Interprétation du signal de fluorescence de la matière organique dans les spéléothèmes

Interprétation du signal de fluorescence de la matière organique dans les spéléothèmes.

Quiers M., Y. Perrette, J. Poulenard, E. Chalmin-Aljanabi, I. Couchoud, B. Fanget et E. Malet

Laboratoire EDYTEM, Université de Savoie


Presentation FROGs 2012 – M Quiers par Jeremy-Jacob

Résumé :

Les ressources karstiques sont très utilisées pour l’alimentation en eau à l’échelle mondiale mais présentent aujourd’hui de nombreux cas de contaminations diffuses, en particulier aux Polluants Organiques Persistants (POP). Les Hydrocarbures Aromatiques Polycycliques (HAP) représentent un groupe majeur de POP retrouvés dans les eaux souterraines. Ceci est expliqué par leur relargage important dans l’atmosphère et leur transport sur de longues distances. Ils sont ensuite transférés à la canopée et aux sols qui servent de compartiment d’interception et de stockage, avant leur relargage dans les eaux. Actuellement, plusieurs études se concentrent sur le transfert des HAP entre les différents compartiments ou à l’échelle du système karstique. Cependant, ces travaux concernent une échelle de temps courte (quelques années) et ne permettent pas d’avoir un aperçu de l’évolution de ces contaminations au cours du temps. Cette étude propose donc une approche rétrospective de ces pollutions à l’aide d’archives naturelles afin de comprendre le comportement et la dynamique de ces contaminations au cours du temps.

Plusieurs stalagmites ont été prélevées dans un réseau du massif des Bauges. Ce site est étudié depuis plusieurs années et présente l’avantage de combiner plusieurs facteurs climatiques et anthropiques favorables à la déposition des HAP (forte émission en vallée, anciennes activités de charbonnage et foresterie, couvert forestier, température moyenne faible, humidité importante…).

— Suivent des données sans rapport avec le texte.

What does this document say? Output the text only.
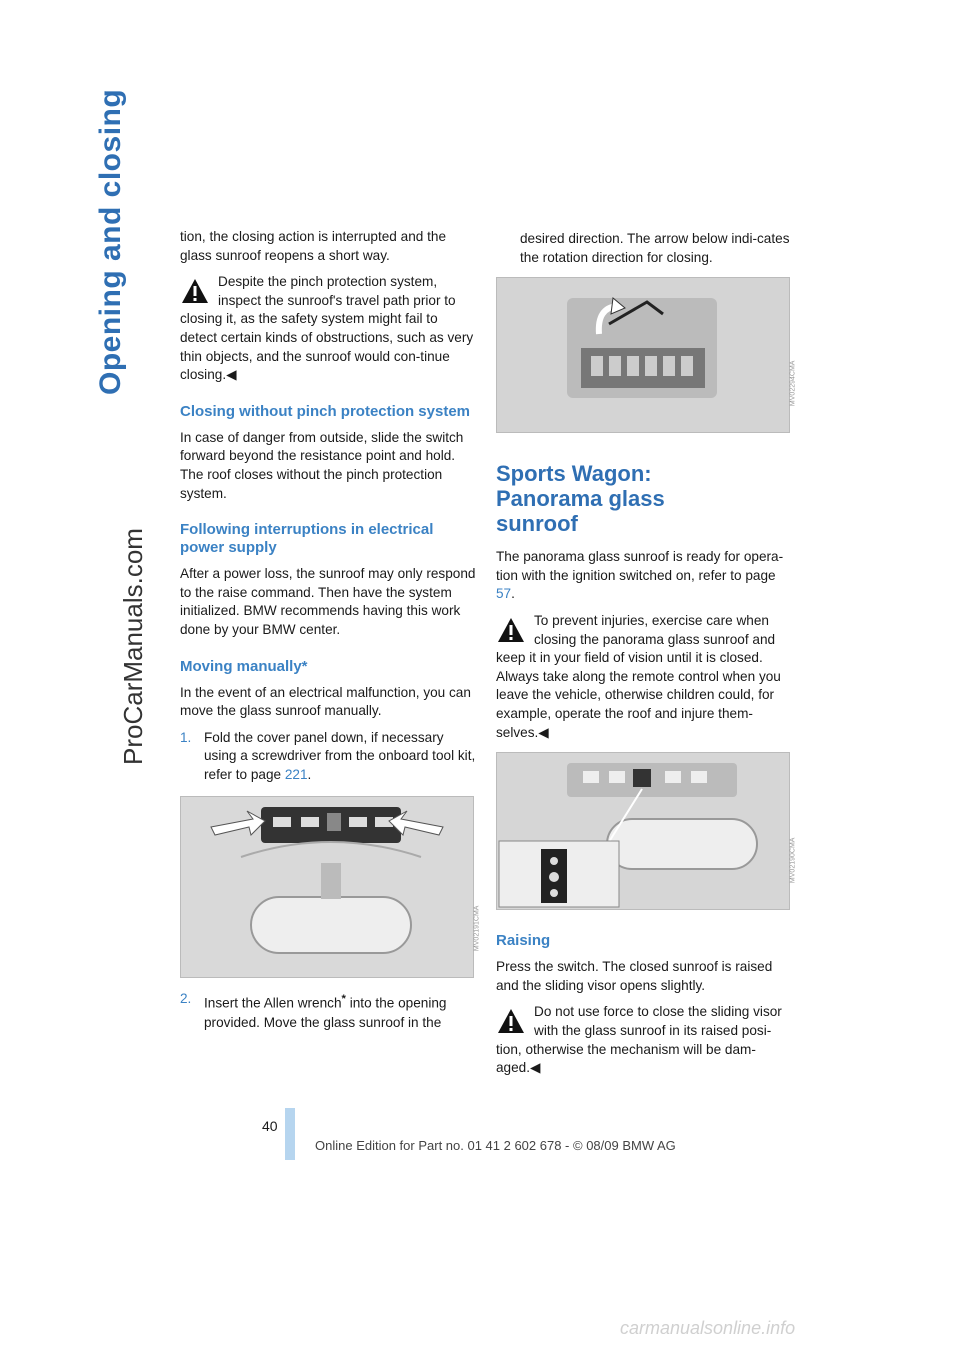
Opening and closing
ProCarManuals.com

tion, the closing action is interrupted and the glass sunroof reopens a short way.

Despite the pinch protection system, inspect the sunroof's travel path prior to closing it, as the safety system might fail to detect certain kinds of obstructions, such as very thin objects, and the sunroof would con-tinue closing.◀
Closing without pinch protection system

In case of danger from outside, slide the switch forward beyond the resistance point and hold. The roof closes without the pinch protection system.

Following interruptions in electrical power supply

After a power loss, the sunroof may only respond to the raise command. Then have the system initialized. BMW recommends having this work done by your BMW center.

Moving manually*

In the event of an electrical malfunction, you can move the glass sunroof manually.

1. Fold the cover panel down, if necessary using a screwdriver from the onboard tool kit, refer to page 221.
MV02191CMA
2. Insert the Allen wrench* into the opening provided. Move the glass sunroof in the

desired direction. The arrow below indi-cates the rotation direction for closing.

MV02294CMA
Sports Wagon: Panorama glass sunroof

The panorama glass sunroof is ready for opera-tion with the ignition switched on, refer to page 57.

To prevent injuries, exercise care when closing the panorama glass sunroof and keep it in your field of vision until it is closed. Always take along the remote control when you leave the vehicle, otherwise children could, for example, operate the roof and injure them-selves.◀
MV02190CMA
Raising

Press the switch. The closed sunroof is raised and the sliding visor opens slightly.

Do not use force to close the sliding visor with the glass sunroof in its raised posi- tion, otherwise the mechanism will be dam-aged.◀
40
Online Edition for Part no. 01 41 2 602 678 - © 08/09 BMW AG
carmanualsonline.info
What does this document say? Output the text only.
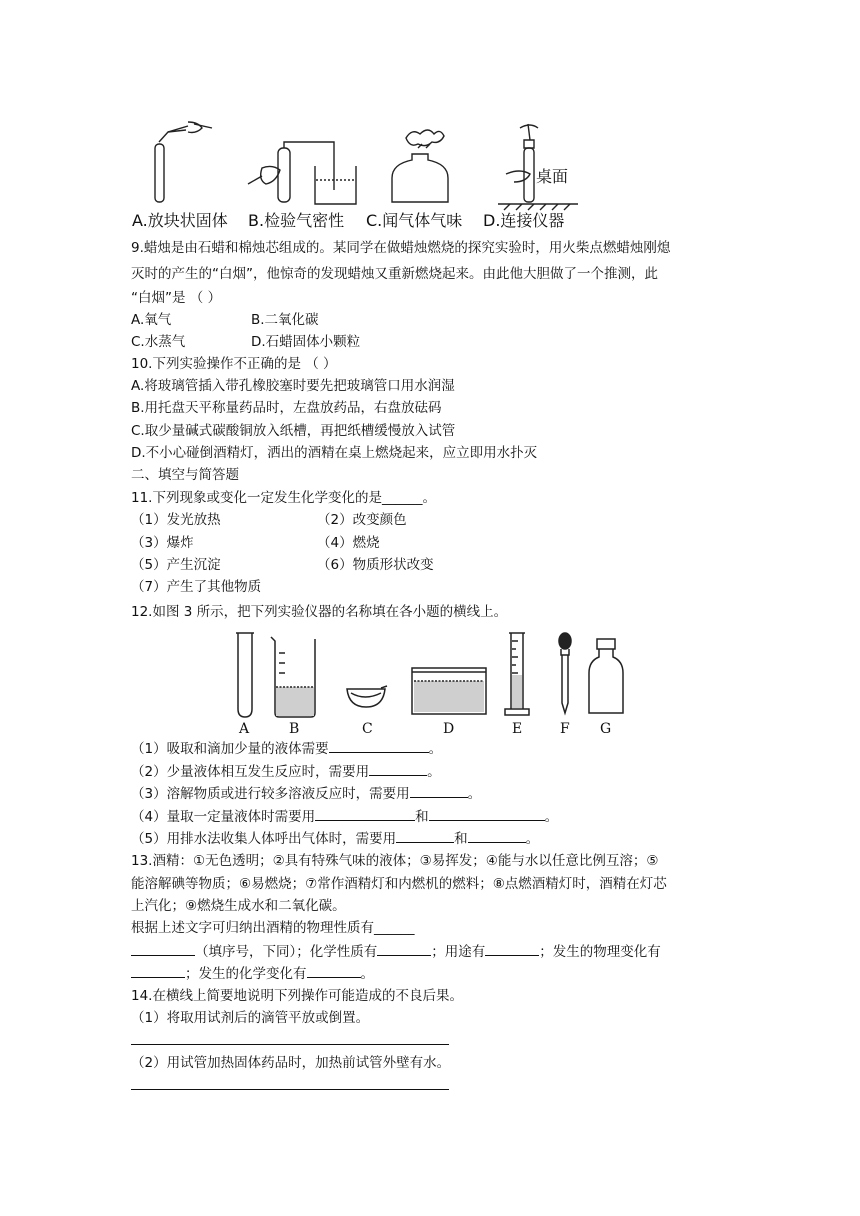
桌面
A.放块状固体 B.检验气密性 C.闻气体气味 D.连接仪器
9.蜡烛是由石蜡和棉烛芯组成的。某同学在做蜡烛燃烧的探究实验时，用火柴点燃蜡烛刚熄
灭时的产生的“白烟”，他惊奇的发现蜡烛又重新燃烧起来。由此他大胆做了一个推测，此
“白烟”是 （ ）
A.氧气	B.二氧化碳
C.水蒸气	D.石蜡固体小颗粒
10.下列实验操作不正确的是 （ ）
A.将玻璃管插入带孔橡胶塞时要先把玻璃管口用水润湿
B.用托盘天平称量药品时，左盘放药品，右盘放砝码
C.取少量碱式碳酸铜放入纸槽，再把纸槽缓慢放入试管
D.不小心碰倒酒精灯，洒出的酒精在桌上燃烧起来，应立即用水扑灭
二、填空与简答题
11.下列现象或变化一定发生化学变化的是______。
（1）发光放热	（2）改变颜色
（3）爆炸	（4）燃烧
（5）产生沉淀	（6）物质形状改变
（7）产生了其他物质
12.如图 3 所示，把下列实验仪器的名称填在各小题的横线上。
A	B	C	D	E	F G
（1）吸取和滴加少量的液体需要	。
（2）少量液体相互发生反应时，需要用	。
（3）溶解物质或进行较多溶液反应时，需要用	。
（4）量取一定量液体时需要用	和	。
（5）用排水法收集人体呼出气体时，需要用	和	。
13.酒精：①无色透明；②具有特殊气味的液体；③易挥发；④能与水以任意比例互溶；⑤
能溶解碘等物质；⑥易燃烧；⑦常作酒精灯和内燃机的燃料；⑧点燃酒精灯时，酒精在灯芯
上汽化；⑨燃烧生成水和二氧化碳。
根据上述文字可归纳出酒精的物理性质有______
（填序号，下同）；化学性质有	；用途有	；发生的物理变化有
；发生的化学变化有	。
14.在横线上简要地说明下列操作可能造成的不良后果。
（1）将取用试剂后的滴管平放或倒置。
（2）用试管加热固体药品时，加热前试管外壁有水。
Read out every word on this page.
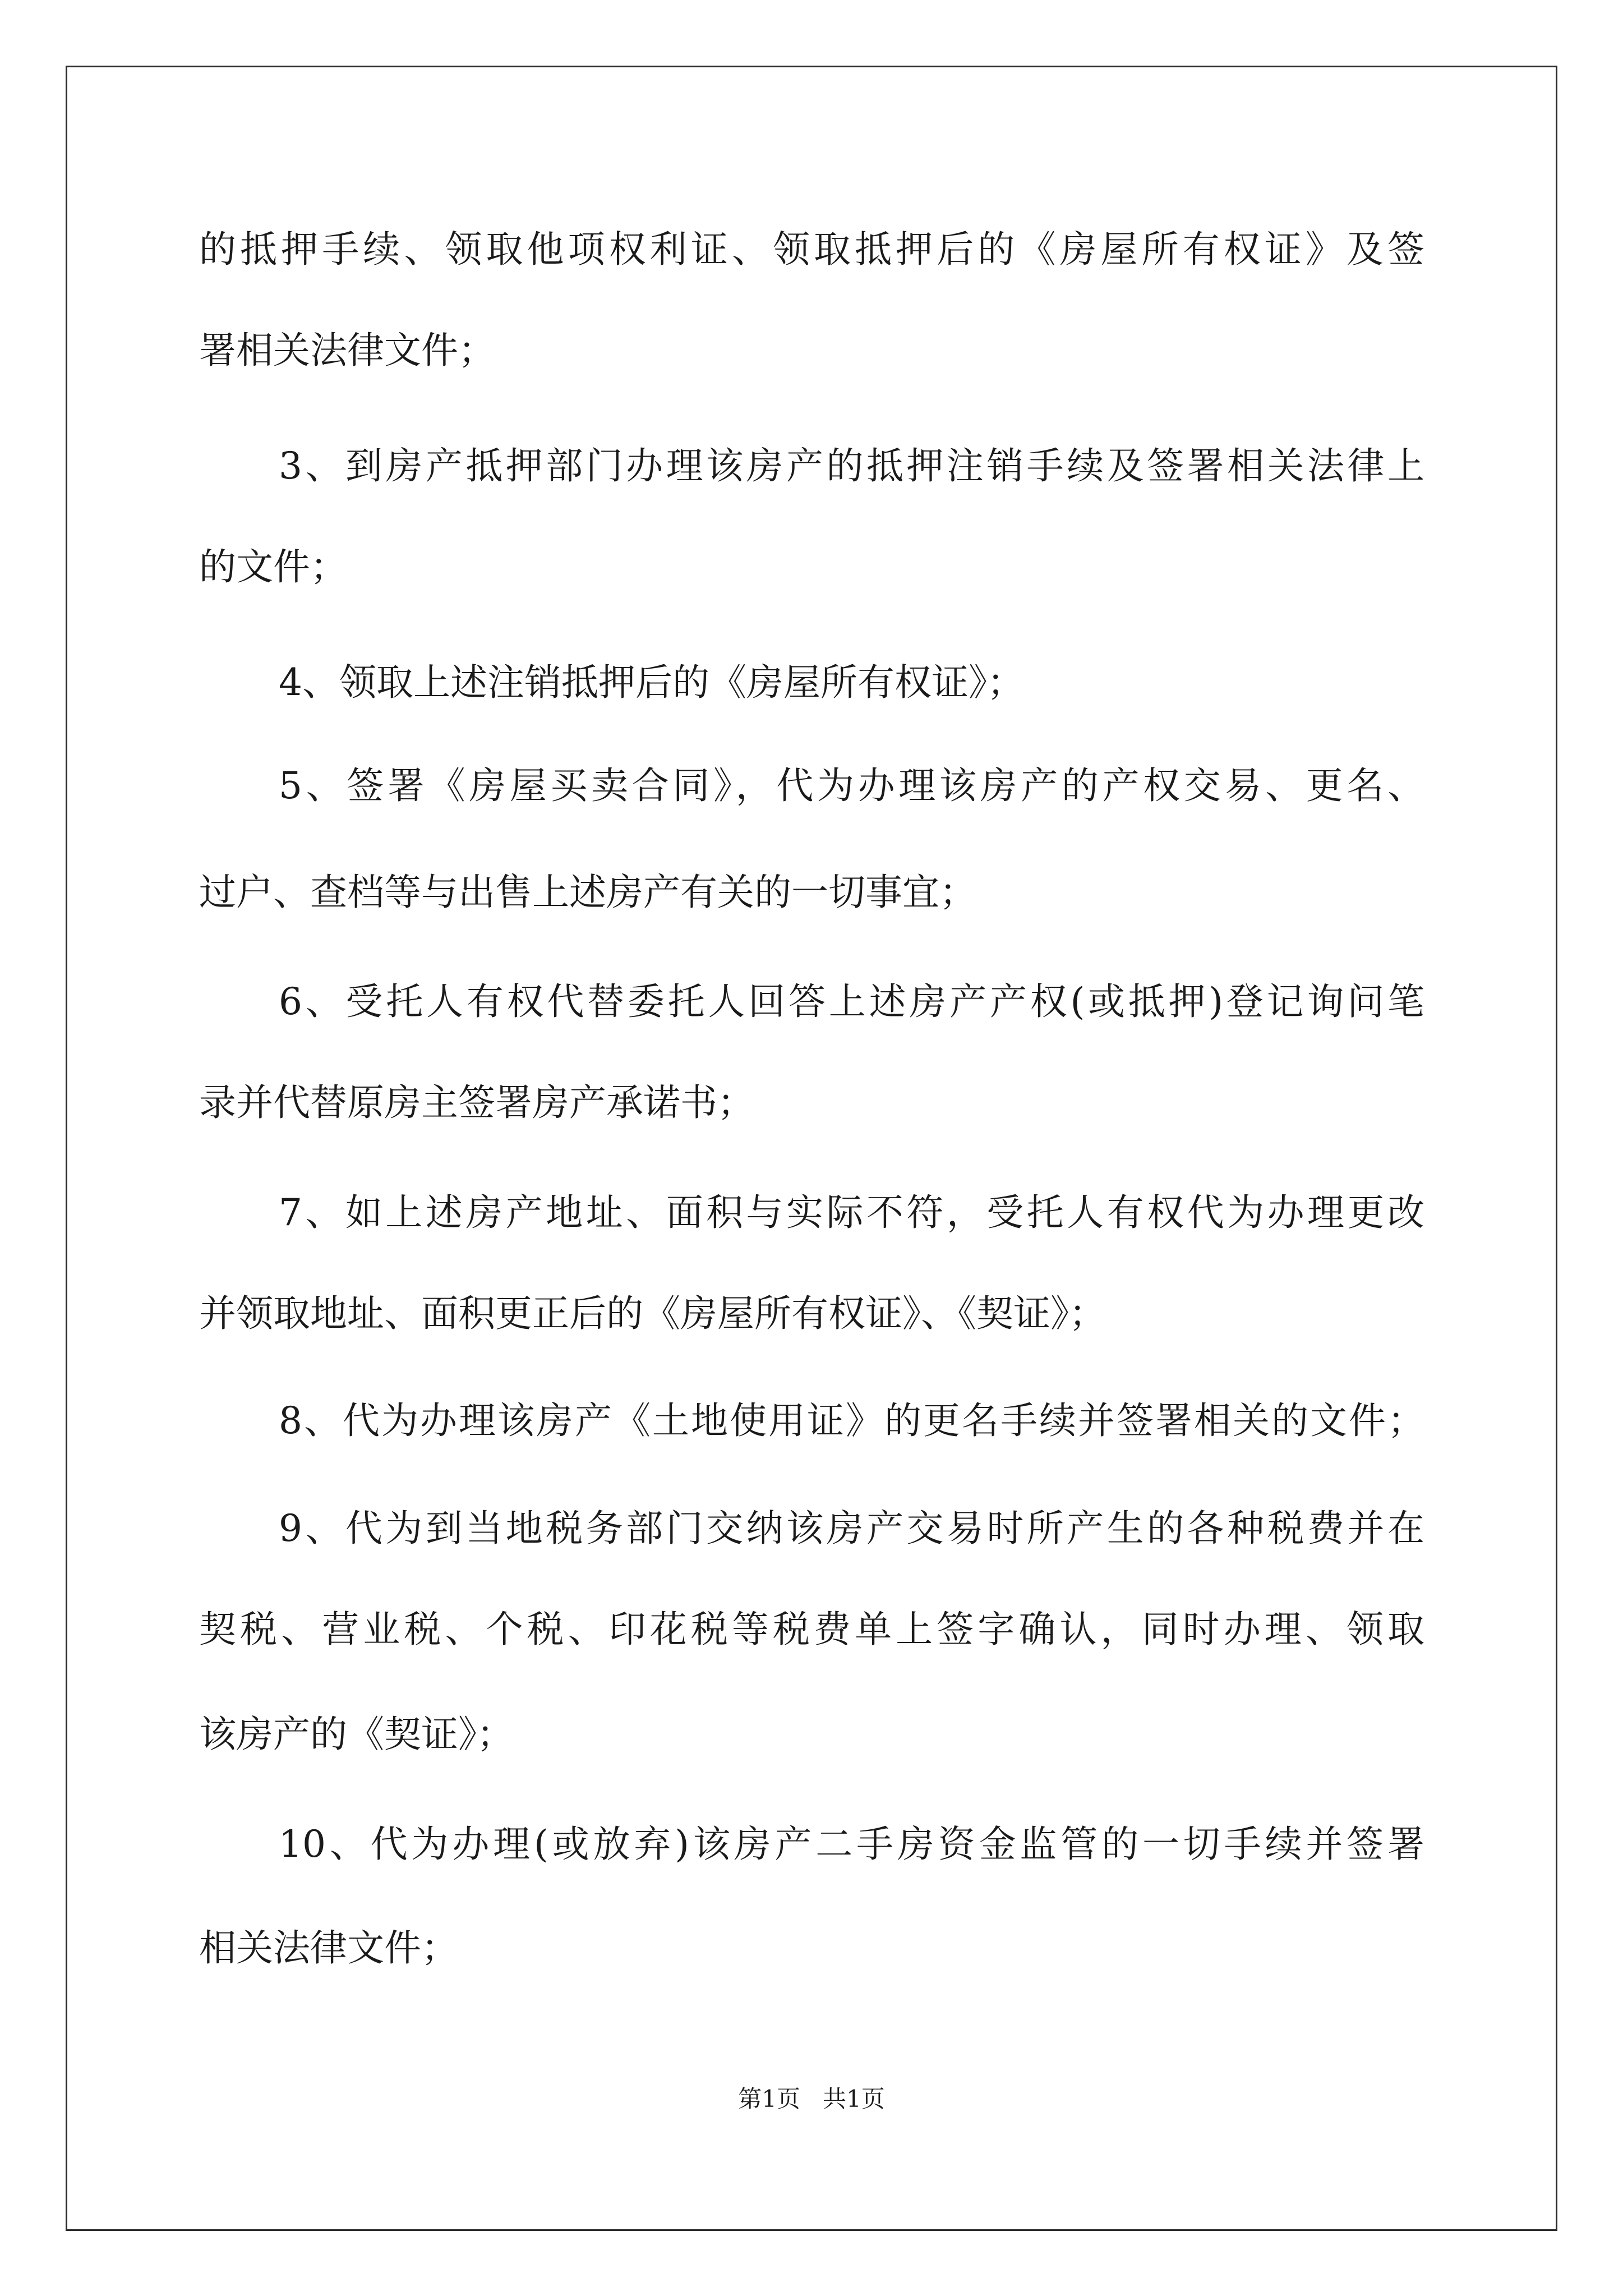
的抵押手续、领取他项权利证、领取抵押后的《房屋所有权证》及签
署相关法律文件；
3、到房产抵押部门办理该房产的抵押注销手续及签署相关法律上
的文件；
4、领取上述注销抵押后的《房屋所有权证》；
5、签署《房屋买卖合同》，代为办理该房产的产权交易、更名、
过户、查档等与出售上述房产有关的一切事宜；
6、受托人有权代替委托人回答上述房产产权(或抵押)登记询问笔
录并代替原房主签署房产承诺书；
7、如上述房产地址、面积与实际不符，受托人有权代为办理更改
并领取地址、面积更正后的《房屋所有权证》、《契证》；
8、代为办理该房产《土地使用证》的更名手续并签署相关的文件；
9、代为到当地税务部门交纳该房产交易时所产生的各种税费并在
契税、营业税、个税、印花税等税费单上签字确认，同时办理、领取
该房产的《契证》；
10、代为办理(或放弃)该房产二手房资金监管的一切手续并签署
相关法律文件；
第1页 共1页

Grâce à la qualité des méthodes de datation utilisables sur les spéléothèmes, une chronique des contaminations aux HAP sur les derniers 8000 ans pourra être obtenue.

Les cycles de déposition/volatilisation de ces derniers sont soumis à plusieurs facteurs environnementaux (couvert végétal, humidité, pluviométrie, couvert nival…). Il est donc important de décrire l’environnement, pour interpréter le signal HAP. Les spéléothèmes contiennent des marqueurs organiques piégés dans la matrice calcaire lors de sa formation. Ces derniers renseignent sur les conditions environnementales présentes au dessus de la grotte (type de couvert végétal, type de sol, activité pédologique, saturation des sols, …). Le carbone 13 du CO2 produit par les sols est un des marqueurs organiques le plus régulièrement employé. Cependant, son interprétation reste encore complexe du fait de tous les paramètres jouant lors de son transfert, et modifiant le signal initial. Le signal de fluorescence de la matière organique, mesurable dans les stalagmites, apparaît comme un outil intéressant, à la fois pour aider à l’interprétation du signal du carbone 13, mais également pour apporter des informations paléoenvironnementales complémentaires.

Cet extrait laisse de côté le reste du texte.